Interview with A-Trak

Back in 1997, at the young age of 15, a young Canadian DJ proudly took home the DMC World DJ Championship becoming the first Canadian and youngest Disc Jockey to claim the prize. As his career developed out of Montreal, Québec, the young DJ with Jewish roots continued to refine his ability to perform from behind the turntables. Soon after, Alain Macklovitch(A-Trak) became the first DJ to win all three major DJ titles (DMC, ITF, and Vestax) and five World Championships.

Emerging out of the ‘90s, the turntable prodigy set off around the globe alongside Q-Bert’s Invisibl Skratch Piklz, and later with Craze and the Allies. In 2004, Kanye West selected him as his tour DJ – a gig that he continually holds. Recently, the Canadian DJ has been headlining multiple tours alongside Diplo, The Rub, DJ Mehdi and Kavinsky, and his older brother’s group Chromeo. Aside from touring, his work can be seen in the production for Chicago’s Kid Sister, and through his collaborations with Nike and strong influence on Mr. West’s Graduation album. Such an impressive resume can only be accompanied by a fascinating story. 1867’s Andrew Panday caught up with Canadian DJ icon, A-Trak to discuss his rise in the music industry and his roots in Judaism.

Interview By Andrew Panday

Andrew: On a scale from ‘One to Moses,’ how Jewish are you?

A-Trak: You can’t do ‘One to Moses,’ because if I pick any number you’re not going to have any reference to what the highest point is!

Andrew: You’re getting really technical on me, A-Trak. How about ‘One to Ten’?

A-Trak: A three — not very Jewish. I grew up in an artsy Montreal neighbourhood called Outremont where there’s a small concentration of Hasidic Jews. I went to a public elementary school and I remember the first time I told my friends I was Jewish, they were like, “well why don’t you dress in black and wear the hat and have the curls?

Andrew: Wait, why didn’t you? You ARE Jewish, aren’t you?

A-Trak: Yea, but my parents just weren’t very religious, they were really progressive. We celebrated the bigger holidays but mostly for the sake of seeing our family. When my grandfather was alive he would come every Friday for dinner and he would say the Sabbath prayer, but that was just a pretext to see our grandfather every week. It’s not like my parents made us observe the Sabbath.

Although I did have two bar mitzvahs. That’s pretty Jewish!

Andrew: I know that you took your bar mitzvah money and bought turntables, which kind of worked out for you. But some Jewish kids get six-figure trust funds. Looking back on it, do you feel like you got… uh… jewed?

A-Trak: In North America a lot of kids get a car, or they get $20 000, or something crazy like that.
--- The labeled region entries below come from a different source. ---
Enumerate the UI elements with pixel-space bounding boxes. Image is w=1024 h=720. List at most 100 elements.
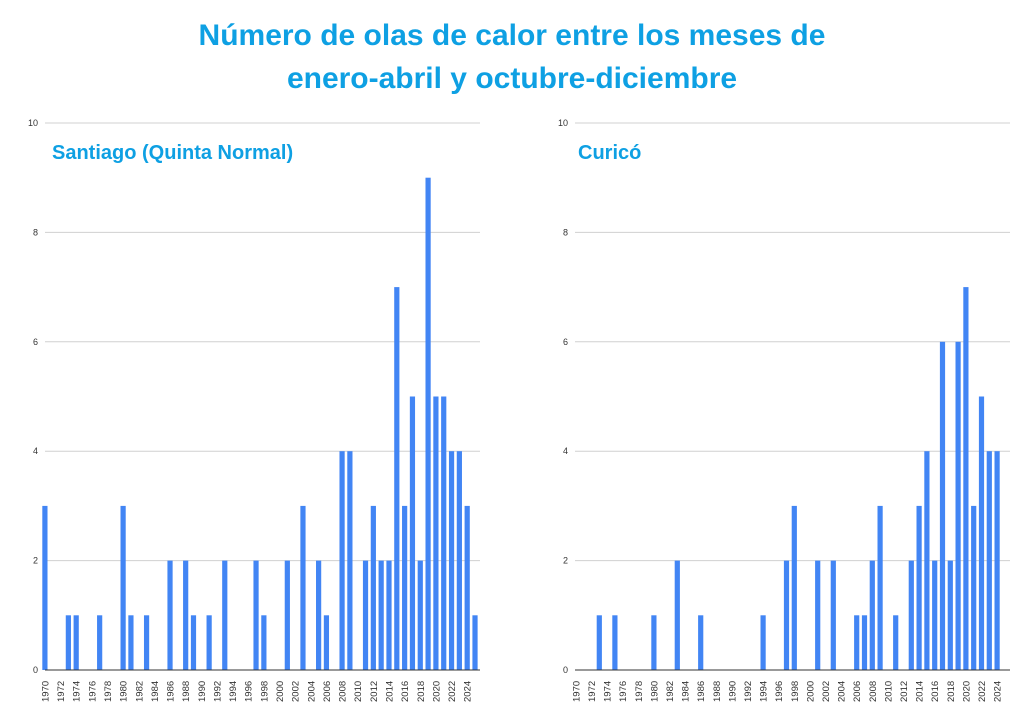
bar-2022 [978, 396, 985, 670]
x-tick-label: 1994 [228, 681, 239, 702]
x-tick-label: 2022 [977, 681, 988, 702]
bar-2021 [441, 396, 447, 670]
bar-1983 [143, 615, 150, 670]
bar-2015 [924, 451, 930, 670]
bar-2016 [402, 505, 408, 670]
bar-1973 [65, 615, 71, 670]
bar-2013 [908, 560, 914, 670]
bar-2023 [986, 451, 992, 670]
bar-2011 [362, 560, 369, 670]
x-tick-label: 2010 [883, 681, 894, 702]
y-tick-label: 2 [33, 556, 38, 566]
x-tick-label: 1998 [790, 681, 801, 702]
bar-1980 [120, 505, 126, 670]
chart-subtitle-santiago: Santiago (Quinta Normal) [52, 142, 294, 164]
x-tick-label: 2008 [338, 681, 349, 702]
x-tick-label: 2018 [946, 681, 957, 702]
x-tick-label: 1972 [587, 681, 598, 702]
bar-2024 [994, 451, 1000, 670]
bar-2001 [815, 560, 821, 670]
x-tick-label: 2006 [322, 681, 333, 702]
x-tick-label: 2002 [821, 681, 832, 702]
x-tick-label: 1990 [197, 681, 208, 702]
bar-2025 [472, 615, 478, 670]
x-tick-label: 1986 [696, 681, 707, 702]
bar-2008 [869, 560, 875, 670]
x-tick-label: 1978 [634, 681, 645, 702]
bar-2003 [830, 560, 836, 670]
y-tick-label: 4 [33, 446, 38, 456]
x-tick-label: 1970 [571, 681, 582, 702]
bar-2017 [409, 396, 416, 670]
bar-1973 [596, 615, 602, 670]
bar-2015 [394, 287, 400, 670]
bar-2017 [939, 341, 946, 670]
bar-2007 [861, 615, 868, 670]
x-tick-label: 2014 [915, 681, 926, 702]
x-tick-label: 2016 [930, 681, 941, 702]
x-tick-label: 1980 [649, 681, 660, 702]
x-tick-label: 2016 [400, 681, 411, 702]
bar-1997 [783, 560, 790, 670]
bar-2021 [971, 505, 977, 670]
bar-1986 [167, 560, 173, 670]
bar-1988 [183, 560, 189, 670]
x-tick-label: 2010 [353, 681, 364, 702]
bar-2023 [456, 451, 462, 670]
x-tick-label: 2020 [431, 681, 442, 702]
bar-1991 [206, 615, 212, 670]
bar-1975 [612, 615, 618, 670]
bar-1983 [674, 560, 680, 670]
x-tick-label: 1996 [244, 681, 255, 702]
x-tick-label: 2002 [291, 681, 302, 702]
bar-1989 [190, 615, 197, 670]
bar-2019 [425, 177, 431, 670]
bar-2009 [877, 505, 883, 670]
x-tick-label: 1990 [727, 681, 738, 702]
bar-2024 [464, 505, 470, 670]
y-tick-label: 4 [563, 446, 568, 456]
x-tick-label: 1994 [759, 681, 770, 702]
y-tick-label: 6 [33, 337, 38, 347]
bar-1994 [760, 615, 766, 670]
bar-1993 [222, 560, 228, 670]
bar-1977 [97, 615, 103, 670]
x-tick-label: 1980 [119, 681, 130, 702]
bar-2012 [370, 505, 376, 670]
x-tick-label: 1988 [712, 681, 723, 702]
x-tick-label: 2004 [306, 681, 317, 702]
x-tick-label: 1998 [259, 681, 270, 702]
title-line-2: enero-abril y octubre-diciembre [286, 62, 738, 95]
bar-2013 [378, 560, 384, 670]
bar-2001 [284, 560, 290, 670]
x-tick-label: 1974 [72, 681, 83, 702]
bar-2008 [339, 451, 345, 670]
x-tick-label: 1976 [87, 681, 98, 702]
x-tick-label: 2014 [384, 681, 395, 702]
x-tick-label: 1982 [134, 681, 145, 702]
x-tick-label: 2018 [416, 681, 427, 702]
x-tick-label: 1974 [603, 681, 614, 702]
bar-2018 [947, 560, 953, 670]
y-tick-label: 0 [563, 665, 568, 675]
x-tick-label: 2020 [961, 681, 972, 702]
bar-2006 [323, 615, 330, 670]
x-tick-label: 2024 [463, 681, 474, 702]
title-line-1: Número de olas de calor entre los meses … [198, 19, 826, 52]
bar-2006 [854, 615, 860, 670]
x-tick-label: 2012 [369, 681, 380, 702]
x-tick-label: 1982 [665, 681, 676, 702]
y-tick-label: 10 [558, 118, 568, 128]
bar-2011 [893, 615, 899, 670]
x-tick-label: 2008 [868, 681, 879, 702]
chart-subtitle-curico: Curicó [578, 142, 642, 164]
bar-2003 [300, 505, 306, 670]
bar-2019 [955, 341, 961, 670]
bar-2016 [932, 560, 938, 670]
x-tick-label: 2022 [447, 681, 458, 702]
bar-2020 [433, 396, 439, 670]
bar-1998 [791, 505, 797, 670]
y-tick-label: 10 [28, 118, 38, 128]
bar-2005 [316, 560, 322, 670]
That’s not my family at all! I didn’t get a ton of money for my bar mitzvah and I didn’t have Ja Rule performing there either. It wasn’t some outlandish bar mitzvah that kids have at the country club in the Hamptons. But I was 13 and had never worked a job — I had my bar mitzvah and suddenly there was some money in my bank account, so I got a second-hand turntable for like $400 bucks.

Andrew: That was a pretty solid investment, in retrospect. Now you do mixtapes for Nike and live in New York City, the most Jewish place in the world outside of Israel.
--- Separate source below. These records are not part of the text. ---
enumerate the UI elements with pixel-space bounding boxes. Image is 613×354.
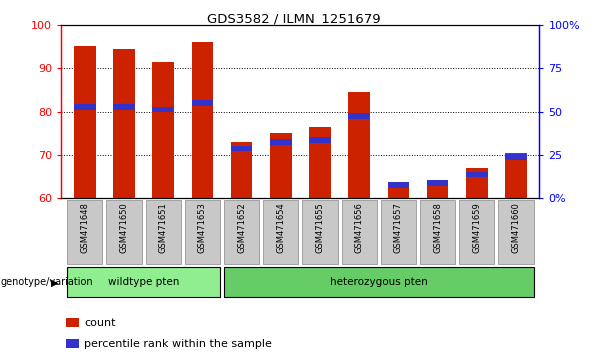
Bar: [67, 200, 102, 264]
Text: heterozygous pten: heterozygous pten: [330, 276, 428, 287]
Text: GSM471657: GSM471657: [394, 202, 403, 253]
Text: GSM471659: GSM471659: [472, 202, 481, 253]
Bar: [505, 153, 527, 198]
Bar: [192, 42, 213, 198]
Text: percentile rank within the sample: percentile rank within the sample: [84, 339, 272, 349]
Text: GSM471658: GSM471658: [433, 202, 442, 253]
Bar: [224, 267, 533, 297]
Bar: [224, 200, 259, 264]
Text: GSM471656: GSM471656: [355, 202, 364, 253]
Bar: [113, 48, 135, 198]
Bar: [341, 200, 377, 264]
Bar: [74, 104, 96, 110]
Text: GSM471652: GSM471652: [237, 202, 246, 253]
Text: GSM471654: GSM471654: [276, 202, 285, 253]
Bar: [498, 200, 533, 264]
Bar: [185, 200, 220, 264]
Bar: [466, 168, 487, 198]
Bar: [67, 267, 220, 297]
Bar: [348, 113, 370, 119]
Bar: [459, 200, 494, 264]
Text: GSM471650: GSM471650: [120, 202, 129, 253]
Bar: [387, 183, 409, 198]
Text: GSM471660: GSM471660: [511, 202, 520, 253]
Text: GSM471655: GSM471655: [316, 202, 324, 253]
Bar: [231, 142, 253, 198]
Bar: [270, 133, 292, 198]
Bar: [302, 200, 338, 264]
Bar: [231, 145, 253, 151]
Bar: [387, 182, 409, 188]
Bar: [66, 338, 80, 348]
Bar: [66, 318, 80, 327]
Bar: [309, 127, 331, 198]
Bar: [420, 200, 455, 264]
Bar: [113, 104, 135, 110]
Bar: [270, 139, 292, 145]
Bar: [348, 92, 370, 198]
Bar: [309, 137, 331, 143]
Bar: [263, 200, 299, 264]
Text: GSM471648: GSM471648: [80, 202, 89, 253]
Bar: [381, 200, 416, 264]
Bar: [145, 200, 181, 264]
Bar: [466, 172, 487, 177]
Text: ▶: ▶: [51, 277, 58, 287]
Text: GSM471653: GSM471653: [198, 202, 207, 253]
Bar: [427, 181, 448, 198]
Bar: [427, 180, 448, 186]
Text: GDS3582 / ILMN_1251679: GDS3582 / ILMN_1251679: [207, 12, 381, 25]
Bar: [74, 46, 96, 198]
Text: GSM471651: GSM471651: [159, 202, 168, 253]
Text: genotype/variation: genotype/variation: [1, 277, 93, 287]
Bar: [153, 107, 174, 112]
Text: wildtype pten: wildtype pten: [108, 276, 179, 287]
Bar: [153, 62, 174, 198]
Text: count: count: [84, 318, 116, 328]
Bar: [107, 200, 142, 264]
Bar: [505, 154, 527, 160]
Bar: [192, 100, 213, 105]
A-Trak: I think it’s even more Jewish than Israel. But it’s more about Jewish culture than Jewish religion, like it was at home in Montreal but on a way bigger scale. For one of my bar mitzvahs we took a trip to Israel to visit family that I’ve never met, and I read Hebrew in front of the Wailing Wall and became a man — that’s Jewish religion.
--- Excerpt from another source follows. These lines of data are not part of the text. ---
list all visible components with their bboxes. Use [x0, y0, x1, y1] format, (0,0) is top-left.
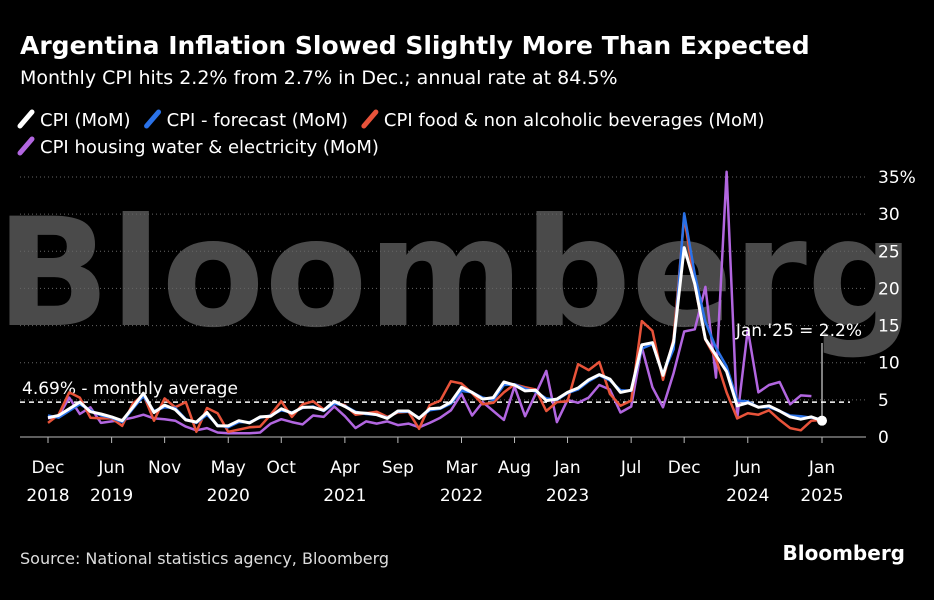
legend-label: CPI food & non alcoholic beverages (MoM) — [384, 110, 765, 131]
legend-marker — [17, 109, 35, 129]
x-tick-year: 2018 — [26, 486, 69, 506]
y-tick-label: 0 — [878, 428, 889, 448]
x-tick-label: Aug — [498, 458, 531, 478]
x-tick-label: Dec — [32, 458, 65, 478]
average-label: 4.69% - monthly average — [22, 379, 238, 399]
chart-subtitle: Monthly CPI hits 2.2% from 2.7% in Dec.;… — [20, 67, 618, 89]
y-tick-label: 5 — [878, 391, 889, 411]
y-tick-label: 10 — [878, 354, 900, 374]
x-tick-label: Jul — [620, 458, 642, 478]
logo: Bloomberg — [783, 541, 905, 565]
x-tick-label: Sep — [382, 458, 414, 478]
legend-marker — [144, 109, 162, 129]
x-tick-year: 2022 — [440, 486, 483, 506]
y-tick-label: 20 — [878, 279, 900, 299]
x-tick-label: Apr — [330, 458, 359, 478]
legend-label: CPI (MoM) — [40, 110, 131, 131]
y-tick-label: 30 — [878, 205, 900, 225]
x-tick-year: 2025 — [800, 486, 843, 506]
x-tick-label: Jan — [553, 458, 580, 478]
legend-marker — [361, 109, 379, 129]
series-line — [47, 246, 823, 428]
watermark: Bloomberg — [0, 187, 914, 361]
x-tick-year: 2021 — [323, 486, 366, 506]
x-tick-label: Jun — [733, 458, 761, 478]
x-tick-year: 2024 — [726, 486, 769, 506]
x-tick-label: Nov — [148, 458, 181, 478]
annotation: Jan.'25 = 2.2% — [735, 321, 862, 341]
source: Source: National statistics agency, Bloo… — [20, 549, 389, 568]
chart-title: Argentina Inflation Slowed Slightly More… — [20, 31, 810, 60]
y-tick-label: 15 — [878, 317, 900, 337]
y-tick-label: 35% — [878, 168, 916, 188]
x-tick-label: Jun — [97, 458, 125, 478]
y-tick-label: 25 — [878, 242, 900, 262]
x-tick-year: 2020 — [207, 486, 250, 506]
x-tick-label: Oct — [267, 458, 297, 478]
x-tick-label: Jan — [808, 458, 835, 478]
x-tick-label: Mar — [445, 458, 477, 478]
series-line — [47, 170, 812, 435]
x-tick-year: 2019 — [90, 486, 133, 506]
legend-label: CPI - forecast (MoM) — [167, 110, 348, 131]
x-tick-label: Dec — [668, 458, 701, 478]
legend-marker — [17, 136, 35, 156]
x-tick-year: 2023 — [546, 486, 589, 506]
x-tick-label: May — [211, 458, 246, 478]
last-point — [817, 415, 827, 426]
legend-label: CPI housing water & electricity (MoM) — [40, 137, 379, 158]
But New York Jews are a different breed. They’re the kind who sometimes eat gefilte fish that their grandma makes, the kind who watch Curb Your Enthusiasm because Larry David reminds them of their dad. The city is full of those Woody Allen sort of Jews, the hilarious underdog that you’ve got to root for. New York Jews are really the epitome of what we grow up associating with being Jewish.